De niño lo vi siempre muy cercano a mis padres y a mi tío Valdecito; de joven, muy confidente con mis primos (también de él) José Stevenson, Margarita Márquez Caballero y Óscar Alarcón Núñez. Y en la madurez, con el afecto siempre estrecho y cálido hacia Gladys, mi esposa, (“la única mujer distinta y soportable”, le escribió en la dedicatoria de Del amor y otros demonios), hacia mis hijos Federico (a quien rapté del colegio un día a sus 9 años para llevarlo a conocer a su ya famoso pariente) y Carolina (a quien mimó muchísimas veces durante nuestra larga estancia en La Habana), y hacia mi nieto Sebastián, con quien conversó toda una tarde en su casa de Ciudad de México pocos meses antes de morir.
Con ese hermano mayor compartí veladas y reuniones en todas las épocas de su vida: cuando él era joven, pobre y nervioso; en su edad madura, ya muy parco en sus opiniones; en la plenitud de su celebridad, poco extrovertido y serenado de todas las pasiones, y entrando en la vejez con el bigote níveo y la alegría de los ancianos sabios. Lo he visto en 1959, absolutamente desconocido por la gente, vestido con gabardina, del brazo de Mercedes, haciendo cola para ver una película en el Cine Metro, en el centro de Bogotá; lo he visto también, acostado y tranquilo en una suite de un hotel bogotano mientras lee distraídamente una novela de Graham Greene; vestido totalmente de blanco, hasta la correa de su reloj y los zapatos, hablando con Roman Polanski o en la casa de Pablo Milanés, junto a Carlos Varela, o caminando por una calle de La Habana Vieja sin que nadie lo importune, y lo he visto también, reverenciado por monarcas, presidentes y escritores famosos, saludando con el brazo en alto a una multitud devota que lo aclama en el Centro de Convenciones de Cartagena en el 2007. Hemos hablado de todo, tanto de asuntos de aparente trascendencia, como de historias de nuestros comunes ascendientes y hasta pendejadas de diversa índole alrededor de unos vasos de whisky.
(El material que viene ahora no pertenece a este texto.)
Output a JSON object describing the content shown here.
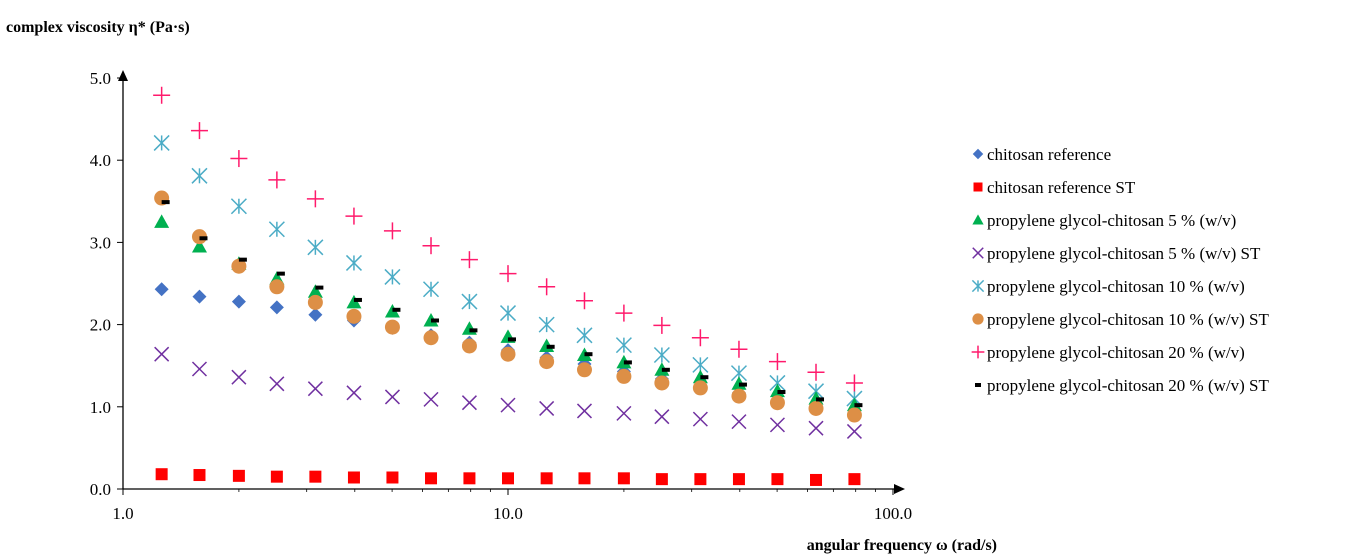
{
  "chart_data": {
    "type": "scatter",
    "title": "",
    "xlabel": "angular frequency ω (rad/s)",
    "ylabel": "complex viscosity η* (Pa·s)",
    "xscale": "log",
    "xlim": [
      1,
      100
    ],
    "ylim": [
      0,
      5
    ],
    "xticks": [
      1,
      10,
      100
    ],
    "xtick_labels": [
      "1.0",
      "10.0",
      "100.0"
    ],
    "yticks": [
      0,
      1,
      2,
      3,
      4,
      5
    ],
    "ytick_labels": [
      "0.0",
      "1.0",
      "2.0",
      "3.0",
      "4.0",
      "5.0"
    ],
    "grid": false,
    "legend_position": "right",
    "x": [
      1.26,
      1.58,
      2.0,
      2.51,
      3.16,
      3.98,
      5.01,
      6.31,
      7.94,
      10.0,
      12.6,
      15.8,
      20.0,
      25.1,
      31.6,
      39.8,
      50.1,
      63.1,
      79.4
    ],
    "series": [
      {
        "name": "chitosan reference",
        "marker": "diamond",
        "color": "#4472c4",
        "values": [
          2.43,
          2.34,
          2.28,
          2.21,
          2.12,
          2.05,
          1.96,
          1.87,
          1.78,
          1.69,
          1.6,
          1.52,
          1.43,
          1.34,
          1.25,
          1.17,
          1.08,
          1.0,
          0.92
        ]
      },
      {
        "name": "chitosan reference ST",
        "marker": "square",
        "color": "#ff0000",
        "values": [
          0.18,
          0.17,
          0.16,
          0.15,
          0.15,
          0.14,
          0.14,
          0.13,
          0.13,
          0.13,
          0.13,
          0.13,
          0.13,
          0.12,
          0.12,
          0.12,
          0.12,
          0.11,
          0.12
        ]
      },
      {
        "name": "propylene glycol-chitosan 5 % (w/v)",
        "marker": "triangle",
        "color": "#00b050",
        "values": [
          3.25,
          2.95,
          2.74,
          2.56,
          2.4,
          2.27,
          2.16,
          2.05,
          1.95,
          1.85,
          1.74,
          1.63,
          1.54,
          1.45,
          1.36,
          1.28,
          1.19,
          1.1,
          1.02
        ]
      },
      {
        "name": "propylene glycol-chitosan 5 % (w/v) ST",
        "marker": "x",
        "color": "#7030a0",
        "values": [
          1.64,
          1.46,
          1.36,
          1.28,
          1.22,
          1.17,
          1.12,
          1.09,
          1.05,
          1.02,
          0.98,
          0.95,
          0.92,
          0.88,
          0.85,
          0.82,
          0.78,
          0.74,
          0.7
        ]
      },
      {
        "name": "propylene glycol-chitosan 10 % (w/v)",
        "marker": "asterisk",
        "color": "#4bacc6",
        "values": [
          4.21,
          3.81,
          3.44,
          3.16,
          2.94,
          2.75,
          2.58,
          2.43,
          2.28,
          2.14,
          2.0,
          1.87,
          1.75,
          1.63,
          1.51,
          1.41,
          1.29,
          1.19,
          1.1
        ]
      },
      {
        "name": "propylene glycol-chitosan 10 % (w/v) ST",
        "marker": "circle",
        "color": "#dd8f46",
        "values": [
          3.54,
          3.07,
          2.71,
          2.46,
          2.27,
          2.1,
          1.97,
          1.84,
          1.74,
          1.64,
          1.55,
          1.45,
          1.37,
          1.29,
          1.23,
          1.13,
          1.05,
          0.98,
          0.9
        ]
      },
      {
        "name": "propylene glycol-chitosan 20 % (w/v)",
        "marker": "plus",
        "color": "#ff1a6c",
        "values": [
          4.79,
          4.36,
          4.02,
          3.76,
          3.53,
          3.32,
          3.14,
          2.96,
          2.79,
          2.62,
          2.46,
          2.29,
          2.14,
          1.99,
          1.84,
          1.7,
          1.55,
          1.42,
          1.29
        ]
      },
      {
        "name": "propylene glycol-chitosan 20 % (w/v) ST",
        "marker": "dash",
        "color": "#000000",
        "values": [
          3.49,
          3.05,
          2.79,
          2.62,
          2.45,
          2.3,
          2.18,
          2.05,
          1.93,
          1.82,
          1.73,
          1.64,
          1.54,
          1.45,
          1.36,
          1.27,
          1.18,
          1.09,
          1.02
        ]
      }
    ]
  }
}
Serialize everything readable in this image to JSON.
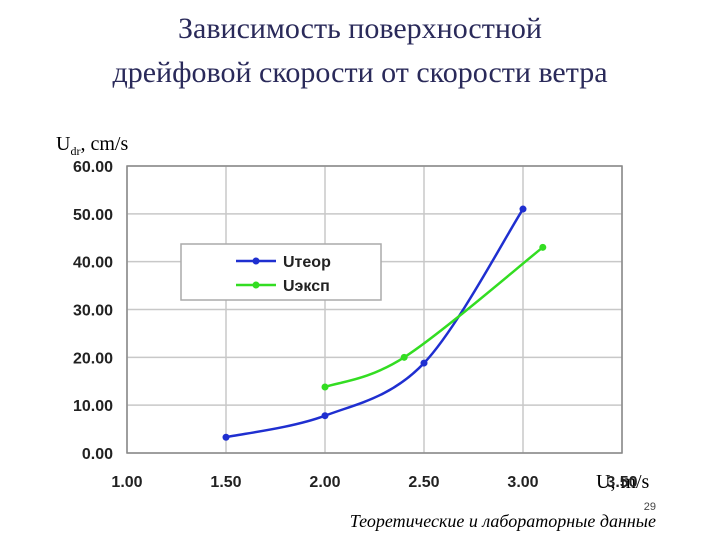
{
  "chart_data": {
    "type": "line",
    "title": [
      "Зависимость поверхностной",
      "дрейфовой скорости от скорости ветра"
    ],
    "ylabel": {
      "main": "U",
      "sub": "dr",
      "unit": ", cm/s"
    },
    "xlabel": "U, m/s",
    "footer": "Теоретические и лабораторные данные",
    "page_number": "29",
    "xlim": [
      1.0,
      3.5
    ],
    "xticks": [
      {
        "value": 1,
        "label": "1.00"
      },
      {
        "value": 1.5,
        "label": "1.50"
      },
      {
        "value": 2,
        "label": "2.00"
      },
      {
        "value": 2.5,
        "label": "2.50"
      },
      {
        "value": 3,
        "label": "3.00"
      },
      {
        "value": 3.5,
        "label": "3.50"
      }
    ],
    "ylim": [
      0,
      60
    ],
    "yticks": [
      {
        "value": 0,
        "label": "0.00"
      },
      {
        "value": 10,
        "label": "10.00"
      },
      {
        "value": 20,
        "label": "20.00"
      },
      {
        "value": 30,
        "label": "30.00"
      },
      {
        "value": 40,
        "label": "40.00"
      },
      {
        "value": 50,
        "label": "50.00"
      },
      {
        "value": 60,
        "label": "60.00"
      }
    ],
    "grid": true,
    "legend": "upper-left",
    "series": [
      {
        "name": "Uтеор",
        "color": "#1f2fd0",
        "x": [
          1.5,
          2.0,
          2.5,
          3.0
        ],
        "values": [
          3.3,
          7.8,
          18.8,
          51
        ]
      },
      {
        "name": "Uэксп",
        "color": "#33dd22",
        "x": [
          2.0,
          2.4,
          3.1
        ],
        "values": [
          13.8,
          20,
          43
        ]
      }
    ]
  }
}
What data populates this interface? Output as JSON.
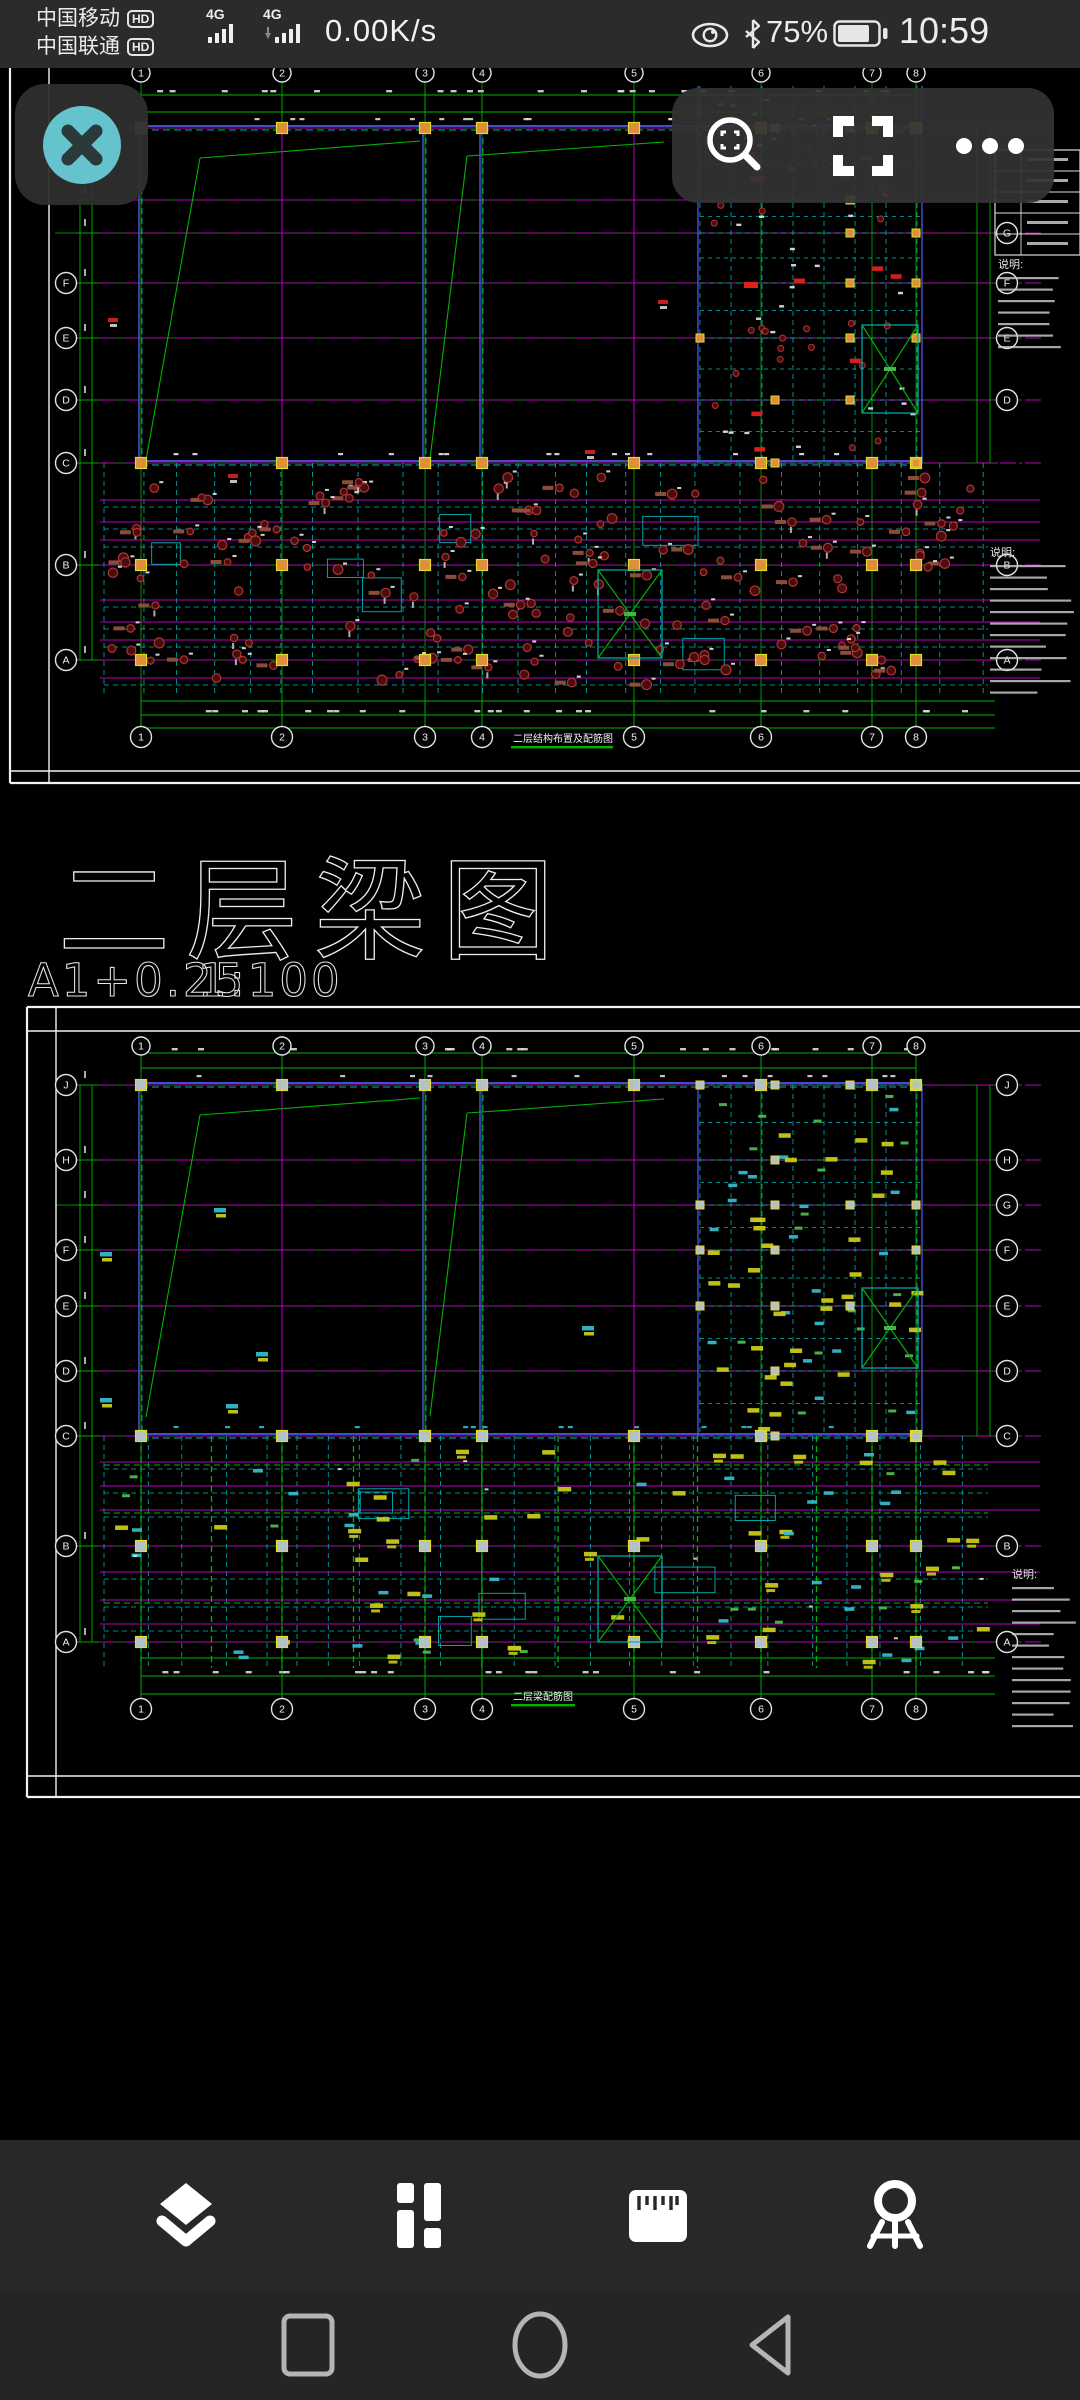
{
  "status_bar": {
    "carriers": [
      {
        "name": "中国移动",
        "badge": "HD"
      },
      {
        "name": "中国联通",
        "badge": "HD"
      }
    ],
    "networks": [
      "4G",
      "4G"
    ],
    "net_speed": "0.00K/s",
    "battery_percent": "75%",
    "time": "10:59"
  },
  "divider_label": {
    "big_title": "二层梁图",
    "sheet_spec": "A1+0.25",
    "scale": "1:100"
  },
  "sheet_top": {
    "title": "二层结构布置及配筋图",
    "notes_header": "说明:",
    "col_labels": [
      "1",
      "2",
      "3",
      "4",
      "5",
      "6",
      "7",
      "8"
    ],
    "row_labels_left": [
      "F",
      "E",
      "D",
      "C",
      "B",
      "A"
    ],
    "row_labels_right": [
      "G",
      "F",
      "E",
      "D",
      "B",
      "A"
    ]
  },
  "sheet_bottom": {
    "title": "二层梁配筋图",
    "notes_header": "说明:",
    "col_labels": [
      "1",
      "2",
      "3",
      "4",
      "5",
      "6",
      "7",
      "8"
    ],
    "row_labels_left": [
      "J",
      "H",
      "F",
      "E",
      "D",
      "C",
      "B",
      "A"
    ],
    "row_labels_right": [
      "J",
      "H",
      "G",
      "F",
      "E",
      "D",
      "C",
      "B",
      "A"
    ]
  },
  "colors": {
    "axis_green": "#00b400",
    "grid_magenta": "#bb00bb",
    "beam_cyan": "#00b4b4",
    "beam_blue": "#5055e8",
    "column_orange": "#dd8f3c",
    "column_outline_yellow": "#e3da2c",
    "column_gray": "#b4c2c8",
    "pile_dark_red": "#4a0d0d",
    "pile_ring_red": "#b03434",
    "label_yellow": "#c9c916",
    "label_cyan": "#35b9cb",
    "label_green": "#4ec24e",
    "label_red": "#e02020",
    "hatch_brown": "#93503d",
    "accent_teal": "#64c3cd"
  }
}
¿Qué detalles recurrentes retengo siempre de este primo en segundo grado? Uno: cuando él está hablando y yo lo interrumpo con algún comentario, por trivial que sea, él se calla bruscamente y me escucha con mucha atención. Dos: cada vez que me despido, insiste en que no me vaya todavía, en que me quede un rato más. Y tres: siempre me hace sentir al nivel de su grandeza literaria. “Eso mismo van a decir de nosotros”, suele decirme con frecuencia.
Desde luego que entre 1959 y 2012 este personaje llamado Gabriel García Márquez, ganador del Premio Nobel de Literatura en 1982, no puede ser el mismo. Pero para mí siempre lo será, aquí, allá o acullá. Y seguiré viendo a Gabito como al mismo costeño zumbón e ingenioso de 1959 que en la intimidad se burla de los alamares del culto, la solemnidad y hasta del temor reverencial que despierta en centenares de miles de personas que lo consideraban el más grande escritor del mundo.